We’re All in this Together or the Winter of Our Sequestration

This is it. The date that this thing kicks off.

Or is it?

Will it be like a whip crack or more like a slow burn?

Who knows?

I don’t know but I do know this–you can’t get blood out of a turnip.

You might have heard of the old sci-fi movie, The Incredible Shrinking Woman. How about what’s pertinent in this economy–the incredible shrinking middle class? And so there aren’t enough of us “turnips” to keep it going. Waiting for the haves to become magnanimous enough to want to pony up more of their income is like trying to reach the end of a rainbow. Has anyone ever done it? Probably not.

Not counting Jesus, after being dead and buried, has anyone ever come back to tell us about it?
Definitely not.

I think of it more and more of late. Can you really count on the taxes those that receive unemployment benefits have to pay to Uncle Sam? I guess you have to but it probably doesn’t amount to a whole hell of a lot.

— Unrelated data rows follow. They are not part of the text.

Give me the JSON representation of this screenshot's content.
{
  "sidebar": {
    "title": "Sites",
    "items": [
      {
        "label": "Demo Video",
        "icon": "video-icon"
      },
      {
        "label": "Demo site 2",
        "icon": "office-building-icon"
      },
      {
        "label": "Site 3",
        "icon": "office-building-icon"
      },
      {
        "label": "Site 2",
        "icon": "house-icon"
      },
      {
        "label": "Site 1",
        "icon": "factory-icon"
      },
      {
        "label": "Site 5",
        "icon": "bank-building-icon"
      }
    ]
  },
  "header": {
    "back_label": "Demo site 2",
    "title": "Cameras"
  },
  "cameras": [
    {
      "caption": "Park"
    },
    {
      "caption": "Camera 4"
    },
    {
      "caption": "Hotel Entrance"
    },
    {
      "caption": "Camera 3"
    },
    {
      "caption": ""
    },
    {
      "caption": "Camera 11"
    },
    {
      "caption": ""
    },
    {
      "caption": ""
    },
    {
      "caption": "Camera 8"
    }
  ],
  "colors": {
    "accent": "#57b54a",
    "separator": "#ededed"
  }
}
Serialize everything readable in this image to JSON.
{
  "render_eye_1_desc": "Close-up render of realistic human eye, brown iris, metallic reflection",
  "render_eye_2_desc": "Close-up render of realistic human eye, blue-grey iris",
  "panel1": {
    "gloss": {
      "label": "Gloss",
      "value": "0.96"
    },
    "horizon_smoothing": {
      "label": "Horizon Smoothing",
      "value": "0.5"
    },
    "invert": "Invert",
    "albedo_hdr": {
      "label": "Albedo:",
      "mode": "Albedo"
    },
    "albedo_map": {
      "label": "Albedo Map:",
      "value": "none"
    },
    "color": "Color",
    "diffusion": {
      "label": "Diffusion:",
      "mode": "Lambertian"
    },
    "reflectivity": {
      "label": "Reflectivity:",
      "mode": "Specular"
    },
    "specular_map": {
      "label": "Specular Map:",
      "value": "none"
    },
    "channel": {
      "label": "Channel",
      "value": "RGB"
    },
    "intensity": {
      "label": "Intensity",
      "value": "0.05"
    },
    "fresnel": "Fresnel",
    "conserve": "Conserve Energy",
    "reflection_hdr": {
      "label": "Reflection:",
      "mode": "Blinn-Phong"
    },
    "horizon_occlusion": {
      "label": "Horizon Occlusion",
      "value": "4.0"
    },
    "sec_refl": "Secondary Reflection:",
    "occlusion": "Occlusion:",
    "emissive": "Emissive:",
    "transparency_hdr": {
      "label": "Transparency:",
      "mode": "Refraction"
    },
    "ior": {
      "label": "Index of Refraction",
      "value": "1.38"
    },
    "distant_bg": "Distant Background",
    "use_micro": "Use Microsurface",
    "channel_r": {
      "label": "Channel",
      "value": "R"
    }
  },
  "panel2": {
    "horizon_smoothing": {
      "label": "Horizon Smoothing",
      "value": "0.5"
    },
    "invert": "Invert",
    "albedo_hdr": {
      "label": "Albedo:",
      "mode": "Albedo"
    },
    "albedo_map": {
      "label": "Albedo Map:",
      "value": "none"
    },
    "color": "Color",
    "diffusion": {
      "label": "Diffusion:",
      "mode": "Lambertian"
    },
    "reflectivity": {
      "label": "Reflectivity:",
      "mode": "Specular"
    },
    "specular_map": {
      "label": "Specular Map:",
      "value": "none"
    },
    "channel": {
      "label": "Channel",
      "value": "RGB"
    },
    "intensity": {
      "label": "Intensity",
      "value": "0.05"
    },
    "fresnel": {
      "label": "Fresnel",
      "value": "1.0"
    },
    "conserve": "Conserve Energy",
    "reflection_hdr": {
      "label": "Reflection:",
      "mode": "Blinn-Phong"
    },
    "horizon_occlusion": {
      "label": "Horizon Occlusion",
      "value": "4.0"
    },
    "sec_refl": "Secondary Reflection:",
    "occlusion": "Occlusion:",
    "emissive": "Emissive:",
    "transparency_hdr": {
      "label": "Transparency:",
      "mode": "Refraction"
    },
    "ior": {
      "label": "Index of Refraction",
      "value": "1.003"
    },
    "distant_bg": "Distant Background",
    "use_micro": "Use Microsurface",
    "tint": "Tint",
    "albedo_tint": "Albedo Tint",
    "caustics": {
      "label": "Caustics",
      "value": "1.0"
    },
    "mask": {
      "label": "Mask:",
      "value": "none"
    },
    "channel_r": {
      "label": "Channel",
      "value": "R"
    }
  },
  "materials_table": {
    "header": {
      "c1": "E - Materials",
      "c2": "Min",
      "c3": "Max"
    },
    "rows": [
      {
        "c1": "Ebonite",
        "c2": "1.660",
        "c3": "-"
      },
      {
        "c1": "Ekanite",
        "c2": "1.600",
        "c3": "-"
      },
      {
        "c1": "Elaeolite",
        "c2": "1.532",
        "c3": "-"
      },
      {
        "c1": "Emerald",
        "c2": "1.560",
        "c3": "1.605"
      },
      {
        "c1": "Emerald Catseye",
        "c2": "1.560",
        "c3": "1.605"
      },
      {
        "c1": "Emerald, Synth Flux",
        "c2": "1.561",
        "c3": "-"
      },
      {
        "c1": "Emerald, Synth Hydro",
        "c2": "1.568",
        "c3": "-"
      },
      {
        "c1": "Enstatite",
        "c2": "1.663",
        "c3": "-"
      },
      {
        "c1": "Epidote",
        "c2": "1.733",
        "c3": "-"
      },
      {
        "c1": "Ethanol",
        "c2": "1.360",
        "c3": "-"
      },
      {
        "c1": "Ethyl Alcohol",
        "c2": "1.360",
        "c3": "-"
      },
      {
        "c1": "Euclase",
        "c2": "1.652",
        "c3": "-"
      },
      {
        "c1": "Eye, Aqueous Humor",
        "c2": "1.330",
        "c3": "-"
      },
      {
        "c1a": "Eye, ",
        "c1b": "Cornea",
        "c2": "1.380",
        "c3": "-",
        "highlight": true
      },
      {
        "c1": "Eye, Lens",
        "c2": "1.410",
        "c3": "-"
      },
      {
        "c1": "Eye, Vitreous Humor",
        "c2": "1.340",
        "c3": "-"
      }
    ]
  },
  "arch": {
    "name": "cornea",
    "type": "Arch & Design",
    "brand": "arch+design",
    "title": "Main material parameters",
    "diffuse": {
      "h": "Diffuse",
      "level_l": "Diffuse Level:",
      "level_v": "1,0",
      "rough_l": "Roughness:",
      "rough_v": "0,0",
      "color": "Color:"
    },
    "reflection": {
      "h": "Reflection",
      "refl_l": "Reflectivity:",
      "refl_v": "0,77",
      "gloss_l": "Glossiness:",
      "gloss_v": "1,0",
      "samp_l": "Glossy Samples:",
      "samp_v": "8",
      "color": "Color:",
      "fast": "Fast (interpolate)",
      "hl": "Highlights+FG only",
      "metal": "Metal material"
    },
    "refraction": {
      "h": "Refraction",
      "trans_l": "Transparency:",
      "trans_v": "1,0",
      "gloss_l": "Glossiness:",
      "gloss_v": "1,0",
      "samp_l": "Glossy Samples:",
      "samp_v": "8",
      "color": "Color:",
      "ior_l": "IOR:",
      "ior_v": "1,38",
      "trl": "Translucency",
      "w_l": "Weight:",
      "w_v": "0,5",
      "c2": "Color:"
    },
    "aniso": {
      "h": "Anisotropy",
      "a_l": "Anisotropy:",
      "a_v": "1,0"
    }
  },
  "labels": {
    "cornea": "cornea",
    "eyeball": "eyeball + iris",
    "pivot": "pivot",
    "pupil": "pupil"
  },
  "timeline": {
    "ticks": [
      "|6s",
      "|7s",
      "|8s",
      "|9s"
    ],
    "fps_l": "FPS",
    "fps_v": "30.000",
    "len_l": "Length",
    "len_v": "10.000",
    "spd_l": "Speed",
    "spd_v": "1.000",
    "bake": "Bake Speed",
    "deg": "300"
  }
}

The poor? Nope. They haven’t any income to speak of.

But the middle class? I guess those of us that qualify ought to feel flattered, as much as we are called upon to save the day.

Potholes in the road or crumbling infrastructure? All right y’all, let’s tighten our belts so that the road crews can commence to shoveling that gravelly stuff that damages our car’s paint jobs into those eye-rattling craters.

Natural disaster? Give ’til it hurts.

There’s an ever expanding baby-boomer generation on the precipice of retirement–well, you know what time it is.

It’s alarming to wonder what will happen those of us in the middle class retire due to necessity or are fortunate enough to be able to afford to do so do so.

Did I say that it was shrinking?

It bears someone wondering about it.

I had a spirited conversation about the looming sequestration the other day–about the bite my income had already taken with the payroll tax hike. About the second (or is it third) year of a non-existent cost-of-living increase.

Loss of personnel in my office through buy-outs, aka early retirements, in 2011 and since then, through attrition or whatever other reason–positions that went bye bye.

In other words, increased workload with less people.

I don’t understand why the government doesn’t at least ensure that all of the federal agencies employ watchdogs to ferret out any hint of fraud, waste and abuse. In the military, they used to have what was termed the attaboy program, awarding those that found ways to save their agencies money. And it doesn’t only have to be those of us employed in the federal government doing it. Big and small businesses could participate as well. They could make it a contest in the schools and colleges–can you find a way to save?

Health care–not with a slash-and-dash mentality but when it comes to diagnostic tests: can we eliminate those that are unnecessary, especially when it comes to treating our seniors?

Universities, apartment complexes and the like: when it’s raining, your enormous lawns don’t need to be watered.

Law enforcement personnel, sitting in your cruisers in shopping center parking lots, idling engines and wasting gas–maybe you could take a stroll around some of the establishments instead? Help preserve the ozone layer, meet some folks and help your waistline in the process.

There are countless ways that money and resources could be saved if these types of measures were employed. If restaurants could give away the food they throw away to homeless shelters or the poor, just think of the amount of waste that would eliminate! The same with grocery stores–seniors and the disadvantaged could be the lucky recipients.

All told, wouldn’t these actions help ease some of the pressure off of those of us in this new minority, the disappearing middle class?

Sequestration. There has got to be a better way. This rolling up to the cliff, dangling us over it and expecting the middle class to suck it up or pull a rabbit out of our collective hats, is getting old. Congress has got to do better.

We as a nation have got to do better. I think we can.